Infine, “Gargano Tommaso (cugino di Lovreglio Tommaso, nipote di Parisi Massimo e nipote diretto di Parisi Savino – il boss dei boss detto “Savinuccio” – in quanto figlio della sorella Parisi Caterina) con contratto di lavoro a tempo determinato con inizio il 20.6.2019 e fine l’1.10.2019 per poi riprendere dal 20.8.2020 a tutt’oggi, da svolgersi presso l’impresa utilizzatrice, denominata A.M.T.A.B. azienda mobilità e trasporti Bari S.p.a”.
Per gli indagati c’è l’aggravante dell’articolo 416 bis.1 c.p., “per aver agito attraverso l’intimidazione derivante dal vincolo associativo” e “inducendo Del Core ad accettare supinamente le richieste, nonostante le difficoltà rappresentate, nonché allo scopo di agevolare, attraverso le assunzioni, la vita del clan e la sua operatività sul territorio, in tal modo garantendo un accrescimento del prestigio criminale di esso e l’infiltrazione di uomini vicini ad esso nel tessuto amministrativo ed economico locale attraverso un sistema di assunzioni clientelari, comunque gestite dalla organizzazione e volto ad avvantaggiare la stessa”.
Per il gip Ferraro che firma l’ordinanza “gli elementi indiziari forniti dall’accusa si presentano particolarmente chiari essendo costituiti da intercettazioni già di per sé eloquentemente univoche e non soggette a interpretazioni alternative, nonché da elementi documentali che dimostrano la significativa presenza nell’Amtab di parenti di affiliati del clan Parisi. Il tenore delle conversazioni, peraltro, manifesta come gli indagati agivano nella totale convinzione di poter disporre della società uti dominus, potendo decidere chi doveva essere assunto e in quale ordine”.

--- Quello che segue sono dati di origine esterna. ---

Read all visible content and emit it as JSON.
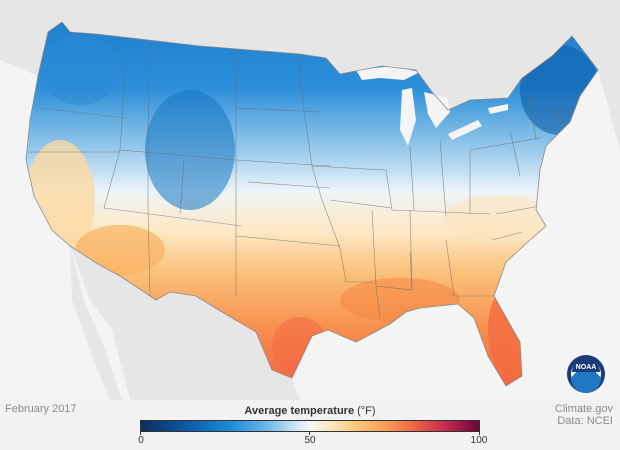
{
  "title": "Average temperature",
  "unit": "(°F)",
  "date": "February 2017",
  "credit": {
    "source": "Climate.gov",
    "data": "Data: NCEI"
  },
  "logo": "NOAA",
  "legend": {
    "min": 0,
    "mid": 50,
    "max": 100,
    "ticks": [
      "0",
      "50",
      "100"
    ],
    "colors": [
      "#0b2d5f",
      "#1c8ad6",
      "#f7f7f7",
      "#fcc57a",
      "#ef6a45",
      "#6a0538"
    ]
  }
}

Del Core si sarebbe mostrato “del tutto sottomesso al Lovreglio, il quale mostrava sicurezza nel riferire che avrebbe a sua volta parlato lui stesso con i vertici dell’Amtab perché non potevano comportarsi come se la società fosse la loro – si legge ancora -. Inoltre, alla fine dell’incontro tra il Lovreglio e il Del Core, il primo otteneva ciò che voleva, ossia l’assunzione di tutti e cinque i soggetti da lui indicati, compreso lil Carrassi (peraltro quest’ultimo nel settore che il Lovreglio stesso aveva deciso non ammettendo, quindi, neanche parziali discostamenti dai suoi dictat)”.

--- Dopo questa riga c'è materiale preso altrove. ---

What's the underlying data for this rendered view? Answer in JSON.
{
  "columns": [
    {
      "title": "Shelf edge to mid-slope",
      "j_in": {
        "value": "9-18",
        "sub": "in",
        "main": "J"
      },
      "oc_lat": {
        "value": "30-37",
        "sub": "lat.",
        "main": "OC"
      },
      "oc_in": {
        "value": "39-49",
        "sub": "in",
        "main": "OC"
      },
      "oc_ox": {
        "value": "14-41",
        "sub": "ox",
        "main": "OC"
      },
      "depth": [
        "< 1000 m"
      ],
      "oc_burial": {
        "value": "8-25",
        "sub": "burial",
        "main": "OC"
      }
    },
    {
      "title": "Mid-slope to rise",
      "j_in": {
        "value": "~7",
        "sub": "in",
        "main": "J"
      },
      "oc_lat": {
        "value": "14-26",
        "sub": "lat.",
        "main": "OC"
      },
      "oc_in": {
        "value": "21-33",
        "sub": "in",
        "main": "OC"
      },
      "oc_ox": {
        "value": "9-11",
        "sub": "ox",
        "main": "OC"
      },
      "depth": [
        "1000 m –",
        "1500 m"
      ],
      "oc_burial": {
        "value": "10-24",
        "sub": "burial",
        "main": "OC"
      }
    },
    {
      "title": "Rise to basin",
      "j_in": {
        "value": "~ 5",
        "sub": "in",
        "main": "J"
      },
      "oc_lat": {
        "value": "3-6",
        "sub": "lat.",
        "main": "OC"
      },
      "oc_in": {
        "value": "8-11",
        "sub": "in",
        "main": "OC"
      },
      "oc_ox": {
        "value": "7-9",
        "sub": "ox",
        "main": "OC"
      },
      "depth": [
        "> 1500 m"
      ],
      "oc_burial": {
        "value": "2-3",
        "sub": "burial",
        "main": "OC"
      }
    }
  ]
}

Secondo il giudice, “il risultato raggiunto manifesta la reale indole degli indagati, i quali solo apparentemente discutevano con Del Core, mostrandosi dapprima comprensivi e ascoltando l’interlocutore, per poi comunque restare fermi nelle loro pretese. Sia il Lovreglio che il De
Tullio, al fine di raggiungere lo scopo perseguito, proferivano minacce, talvolta velate, talaltra più esplicite, insinuando la prospettazione di rischi che avrebbero corso senza la loro protezione”.